Project description:Breastfeeding is a leading cause of infant HIV-1 infection in the developing world, yet only a minority of infants exposed to HIV-1 via breastfeeding become infected. As a genetic bottleneck severely restricts the number of postnatally-transmitted variants, genetic or phenotypic properties of the virus Envelope (Env) could be important for the establishment of infant infection. We examined the efficiency of virologic functions required for initiation of infection in the gastrointestinal tract and the neutralization sensitivity of HIV-1 Env variants isolated from milk of three postnatally-transmitting mothers (n = 13 viruses), five clinically-matched nontransmitting mothers (n = 16 viruses), and seven postnatally-infected infants (n = 7 postnatally-transmitted/founder (T/F) viruses).There was no difference in the efficiency of epithelial cell interactions between Env virus variants from the breast milk of transmitting and nontransmitting mothers.
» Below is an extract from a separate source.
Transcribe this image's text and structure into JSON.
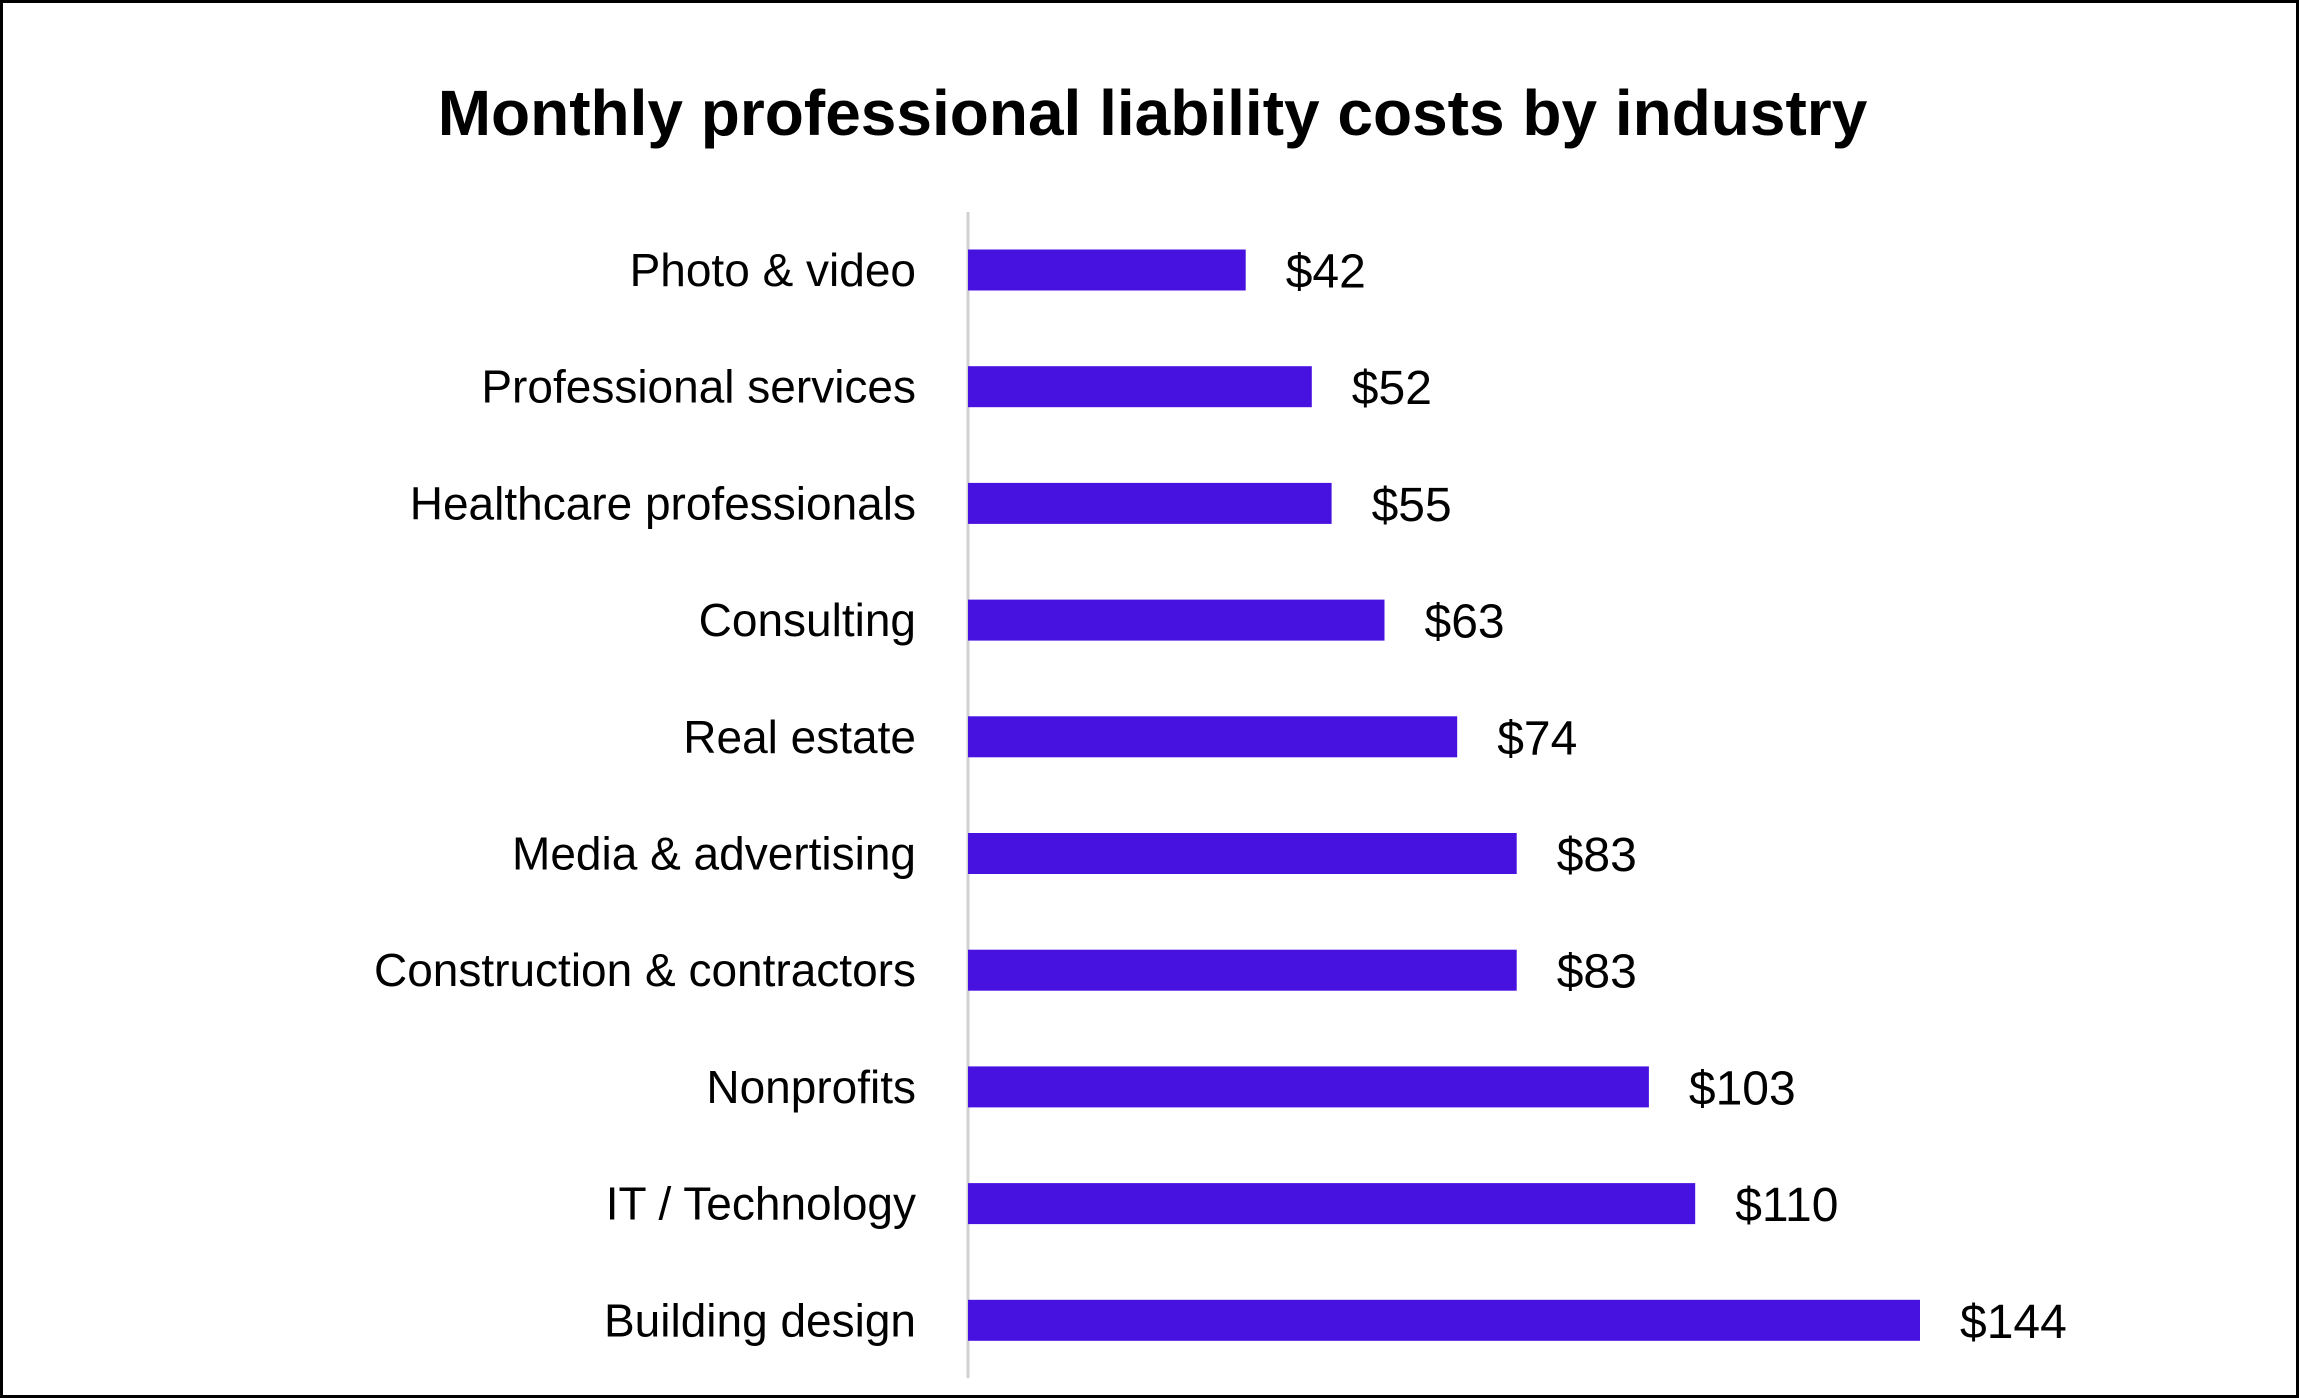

Moreover, there was similar efficiency of DC-mediated trans-infection, CCR5-usage, target cell fusion, and infectivity between HIV-1 Env-pseudoviruses from nontransmitting mothers and postnatal T/F viruses. Milk Env-pseudoviruses were generally sensitive to neutralization by autologous maternal plasma and resistant to breast milk neutralization. Infant T/F Env-pseudoviruses were equally sensitive to neutralization by broadly-neutralizing monoclonal and polyclonal antibodies as compared to nontransmitted breast milk Env variants.Postnatally-T/F Env variants do not appear to possess a superior ability to interact with and cross a mucosal barrier or an exceptional resistance to neutralization that define their capability to initiate infection across the infant gastrointestinal tract in the setting of preexisting maternal antibodies.